POLÍTICA
Sem citar Fux, Cármen Lúcia e Dino ironizam ministro por barrar comentários: ‘Sou da prosa’

A ministra Cármen Lúcia bateu bola com o ministro Flávio Dino durante a leitura de seu voto no julgamento da Ação Penal 2668, pela condenação ou absolvição de Jair Bolsonaro e outros sete aliados na trama golpista.
Às 14h23, desta quinta-feira, 11, o presidente da Primeira Turma, Cristiano Zanin, retomou o julgamento de Bolsonaro e outros sete réus por trama golpista. Na sequência, Cármen Lúcia começou a leitura do voto e citou um diálogo presente no livro História de um Crime, de Victor Hugo, que era contrário ao golpe de estado dado por Napoleão Bonaparte.
‘Nós os defensores da Constituição (se aplicássemos um golpe de estado) afrontaríamos a Constituição. Nós os homens da lei violaríamos a lei com um golpe de Estado’. O outro responde: ‘Sim, mas um golpe de Estado para o bem’. Ele diz: ‘O mal feito para o bem continua sendo mal”. ‘Mesmo quando ele tem sucesso?’, ele diz, ‘Principalmente quando ele tem sucesso’. ‘Por quê?’ ‘Porque então ele se torna um exemplo. E vai se repetir'”, falava Cármen.
Dino espera a ministra terminar a frase e pede a palavra. “Ministra Cármen, Vossa Excelência me concede um aparte?”, pediu.
“Todos”, responde a colega. “Olha que eu sou literal”, brinca Dino. “Todos, desde que rápido, porque também nós mulheres ficamos dois mil anos caladas, nós queremos ter o direito de falar. Mas eu concedo, como sempre. Está no regimento do Supremo, o debate faz parte dos julgamentos, tem o maior gosto em lhe ouvir. Eu sou da prosa”, responde ela.
“Ministra Carmen, eu agradeço a sua gentileza”, diz o ministro. “A prosa com Vossa Excelência é sempre um gosto. Tenha certeza. Eu escrevi 396 páginas, mas eu não vou ler, eu vou ler um resumo. Não se preocupem. Então eu tenho muito gosto”.
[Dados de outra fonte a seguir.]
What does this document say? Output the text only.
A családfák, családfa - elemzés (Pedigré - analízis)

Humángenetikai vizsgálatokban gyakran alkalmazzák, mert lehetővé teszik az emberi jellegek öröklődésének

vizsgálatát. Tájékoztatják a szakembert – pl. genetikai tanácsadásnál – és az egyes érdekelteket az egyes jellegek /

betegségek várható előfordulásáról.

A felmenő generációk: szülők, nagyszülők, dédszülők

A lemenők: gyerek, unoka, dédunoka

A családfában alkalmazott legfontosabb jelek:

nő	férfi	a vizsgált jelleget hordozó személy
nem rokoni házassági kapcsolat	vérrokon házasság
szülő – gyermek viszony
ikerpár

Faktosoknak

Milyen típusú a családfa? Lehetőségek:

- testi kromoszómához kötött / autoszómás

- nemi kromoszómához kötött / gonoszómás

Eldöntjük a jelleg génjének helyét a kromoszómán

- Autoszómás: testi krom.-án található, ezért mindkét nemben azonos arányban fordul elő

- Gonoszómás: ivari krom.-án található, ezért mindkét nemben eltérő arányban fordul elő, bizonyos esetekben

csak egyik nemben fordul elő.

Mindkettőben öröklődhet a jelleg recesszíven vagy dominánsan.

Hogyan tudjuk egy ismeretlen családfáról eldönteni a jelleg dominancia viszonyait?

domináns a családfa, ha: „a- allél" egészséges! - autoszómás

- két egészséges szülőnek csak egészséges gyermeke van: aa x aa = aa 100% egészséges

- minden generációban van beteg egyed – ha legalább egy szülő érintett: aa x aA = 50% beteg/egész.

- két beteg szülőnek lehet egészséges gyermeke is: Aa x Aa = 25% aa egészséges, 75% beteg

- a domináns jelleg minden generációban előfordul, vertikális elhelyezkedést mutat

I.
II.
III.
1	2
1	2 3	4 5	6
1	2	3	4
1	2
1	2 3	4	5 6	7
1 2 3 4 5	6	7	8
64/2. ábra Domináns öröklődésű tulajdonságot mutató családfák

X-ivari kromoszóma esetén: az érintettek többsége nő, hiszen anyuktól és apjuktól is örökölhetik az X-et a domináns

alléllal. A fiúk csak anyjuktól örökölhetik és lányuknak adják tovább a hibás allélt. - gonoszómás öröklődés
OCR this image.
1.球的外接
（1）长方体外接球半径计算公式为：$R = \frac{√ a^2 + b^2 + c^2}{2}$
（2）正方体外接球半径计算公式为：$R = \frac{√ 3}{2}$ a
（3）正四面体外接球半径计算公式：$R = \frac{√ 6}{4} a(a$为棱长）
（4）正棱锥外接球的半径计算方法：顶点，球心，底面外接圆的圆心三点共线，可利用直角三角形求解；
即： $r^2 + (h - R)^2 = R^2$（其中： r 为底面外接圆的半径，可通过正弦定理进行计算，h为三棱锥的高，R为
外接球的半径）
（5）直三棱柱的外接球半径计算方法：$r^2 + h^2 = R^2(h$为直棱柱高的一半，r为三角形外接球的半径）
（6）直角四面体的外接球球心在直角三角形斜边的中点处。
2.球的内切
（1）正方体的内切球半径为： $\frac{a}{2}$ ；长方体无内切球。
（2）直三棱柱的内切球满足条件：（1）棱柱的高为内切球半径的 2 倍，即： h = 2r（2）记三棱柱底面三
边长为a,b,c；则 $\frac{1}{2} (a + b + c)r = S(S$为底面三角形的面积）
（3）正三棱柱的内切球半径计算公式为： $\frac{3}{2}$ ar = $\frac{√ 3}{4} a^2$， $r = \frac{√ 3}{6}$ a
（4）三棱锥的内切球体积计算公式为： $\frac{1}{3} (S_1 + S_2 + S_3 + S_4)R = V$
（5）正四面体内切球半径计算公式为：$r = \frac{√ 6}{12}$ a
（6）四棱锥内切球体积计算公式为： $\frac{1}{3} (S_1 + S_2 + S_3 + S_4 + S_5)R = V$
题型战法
Dino, então, lembrou do episódio da morte de Charlie Kirk, ativista conservador e aliado do presidente Donald Trump, que morreu nesta quarta-feira, 10, depois de ser baleado durante um evento na Universidade Utah Valley. Segundo ele, o episódio demonstra que a violência política não foi resolvida com a anistia. “Não pacificou os Estados Unidos”, concluiu.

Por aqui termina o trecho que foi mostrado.